Studies have shown that while it’s not bad for you to eat a balanced meal right after your workout, it’s definitely not something you have to do – unless exercise is repeated again during the next eight hours. Only endurance athletes or those who train more than once daily need this immediate post-workout meal in order to replenish extremely depleted glycogen levels. For those who don’t fall into this category, glycogen recovery is spread over many hours as they don’t need immediate replenishment. So, the important thing would be to meet your caloric needs in the next 24 hours, whereas using the window of opportunity right after your workout is irrelevant to the process of recovery. Furthermore, research has also shown that post-workout meals are important in promoting anabolic muscle growth and preventing tissue destruction – but only if pre-workout nutrition wasn’t adequate.
Strength And Power Training
For training such as powerlifting, bodybuilding, football, etc. the most important macronutrient is protein. Because these types of exercise are characterized by short and intense bursts of activity, muscle glycogen does not get depleted as much as it does during endurance sports, so carbohydrates are normally important, but secondary to protein. The protein is needed to support muscle growth and minimize damage.
For this type of training (the average gym-goer falls into this category as well), the recommended nutritional pattern is:
- A balanced meal of protein and carbs 2-4 hours pre OR post workout
- Liquid or semi-liquid protein and carbs (such as smoothies with added protein powder) for easy digestion 30-60 minutes pre OR post workout
Marathons, triathlons, any long-distance activity (cycling, swimming), Crossfit, and sports such as basketball and soccer fall into this category. Endurance training lasts at least 60 minutes, during which muscle glycogen gets drastically depleted – that’s why endurance athletes require a lot more carbohydrates in order to maintain stamina and replenish glycogen stores in the liver and muscles. Nutrient timing is important here because the decrease of nutrient availability is more drastic with this type of training than with any other. The recommended nutritional pattern is:
- A balanced meal of equal parts carb and protein 2-4 hours pre OR post workout
- 8-15g protein and 30-60g carbs in liquid or gel form (e.g. through sports drinks) for every hour of endurance activity
- Liquid or semi-liquid protein and carbs (smoothies and shakes) for easy digestion 30-60 minutes pre OR post workout
*For both strength and endurance training, the suggested amount for both protein and carbs is 0.2-0.25 grams per pound of target body weight, in all meals
When it comes to weight loss, the main goal is to burn more calories than have been consumed, thus creating a caloric deficit which will lead to losing weight. Nutrient timing is not important, but rather the quality of the meals. The above guidelines can be used, but they’re secondary to caloric intake and an adequately planned diet.

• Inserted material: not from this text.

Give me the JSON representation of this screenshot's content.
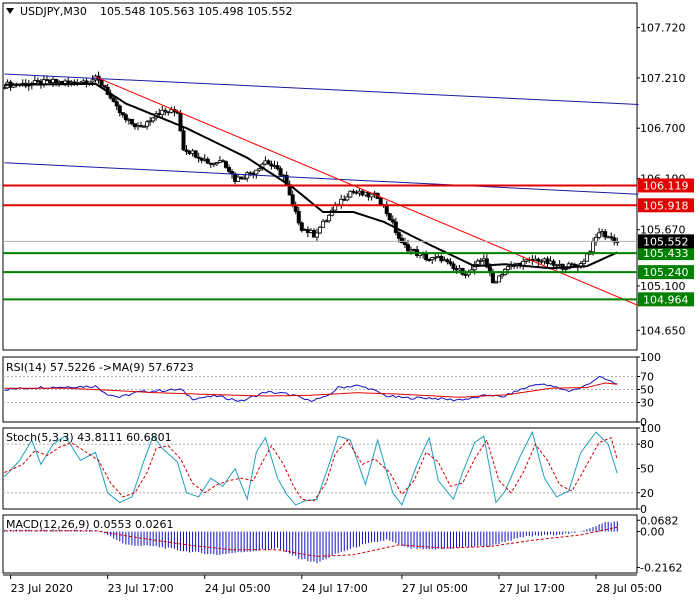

In the end, it’s about personal preference for those exercising recreationally or seeking to lose weight. If you don’t feel like eating after your workout, you most certainly don’t have to – unless you’re an endurance athlete. Or, for example, if you exercise in the morning and can’t wake up at an ungodly hour to eat a proper meal 2 hours prior to exercising, you can make up for the nutrients afterwards (if you find that that works alright for you and you have enough energy regardless). Focus on eating properly and adequately, and then incorporate the timing according to your lifestyle and preferences.